In 2005 she was appointed as Honorary Professor, Archaeology, enabling her to conduct research at the University, where she continues to supervise graduate students and do active research into the African Middle Stone Age.
She is an NRF A-rated researcher. Her main research interest is ancient cognition and her experimental archaeology is geared towards understanding the mental architecture required for various behaviours.

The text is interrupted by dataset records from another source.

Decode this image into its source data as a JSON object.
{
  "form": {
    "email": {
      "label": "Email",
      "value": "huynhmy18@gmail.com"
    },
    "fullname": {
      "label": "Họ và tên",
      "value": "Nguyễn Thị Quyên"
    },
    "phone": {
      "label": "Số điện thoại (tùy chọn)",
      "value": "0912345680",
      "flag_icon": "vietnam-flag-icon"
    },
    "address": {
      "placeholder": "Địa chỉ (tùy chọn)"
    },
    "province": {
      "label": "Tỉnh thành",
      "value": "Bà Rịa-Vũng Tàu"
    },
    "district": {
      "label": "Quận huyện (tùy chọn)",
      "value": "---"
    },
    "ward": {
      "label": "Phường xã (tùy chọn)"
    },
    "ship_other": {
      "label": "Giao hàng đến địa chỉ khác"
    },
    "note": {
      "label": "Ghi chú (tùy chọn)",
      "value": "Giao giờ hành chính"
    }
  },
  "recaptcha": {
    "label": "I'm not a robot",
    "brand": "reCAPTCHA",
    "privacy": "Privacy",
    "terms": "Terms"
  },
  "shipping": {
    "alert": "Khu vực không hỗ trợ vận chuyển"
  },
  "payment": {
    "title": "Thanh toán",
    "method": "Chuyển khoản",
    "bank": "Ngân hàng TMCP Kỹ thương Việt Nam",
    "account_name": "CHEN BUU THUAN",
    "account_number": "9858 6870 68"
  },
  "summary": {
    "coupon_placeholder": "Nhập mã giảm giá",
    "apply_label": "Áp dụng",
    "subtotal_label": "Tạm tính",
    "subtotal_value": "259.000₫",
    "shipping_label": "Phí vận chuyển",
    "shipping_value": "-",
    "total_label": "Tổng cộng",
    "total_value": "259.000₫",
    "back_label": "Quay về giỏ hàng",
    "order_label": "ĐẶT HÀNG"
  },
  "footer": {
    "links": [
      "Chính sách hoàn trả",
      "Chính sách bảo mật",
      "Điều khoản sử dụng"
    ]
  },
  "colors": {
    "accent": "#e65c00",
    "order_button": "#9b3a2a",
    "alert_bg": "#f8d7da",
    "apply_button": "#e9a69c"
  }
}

Experiments include the production and use of compound adhesives and heat treatment of rocks, and she has examined the implications of these technologies for cognition. Wadley joined the Institute for Human Evolution at Wits (now the Evolutionary Sciences Institute) in 2008, where she continues her research as Honorary Professor.
“The NSTF regards a finalist as an institutional representative and it is an honour for me to be representing Wits and South African archaeology this year. I appreciate the confidence that Wits has in me and my research and I also thank the NRF for the ongoing support for the work that I love so much,” says Wadley.
The Awards are the flagship project of the largest and most prominent multi-stakeholder representative forum for Science, Engineering, Technology and Innovation (SETI) in South Africa. The Awards encourage and reward excellence in scientific research, technological innovation, education, capacity building and communication. The winners will be announced at a gala dinner on 3 July 2014.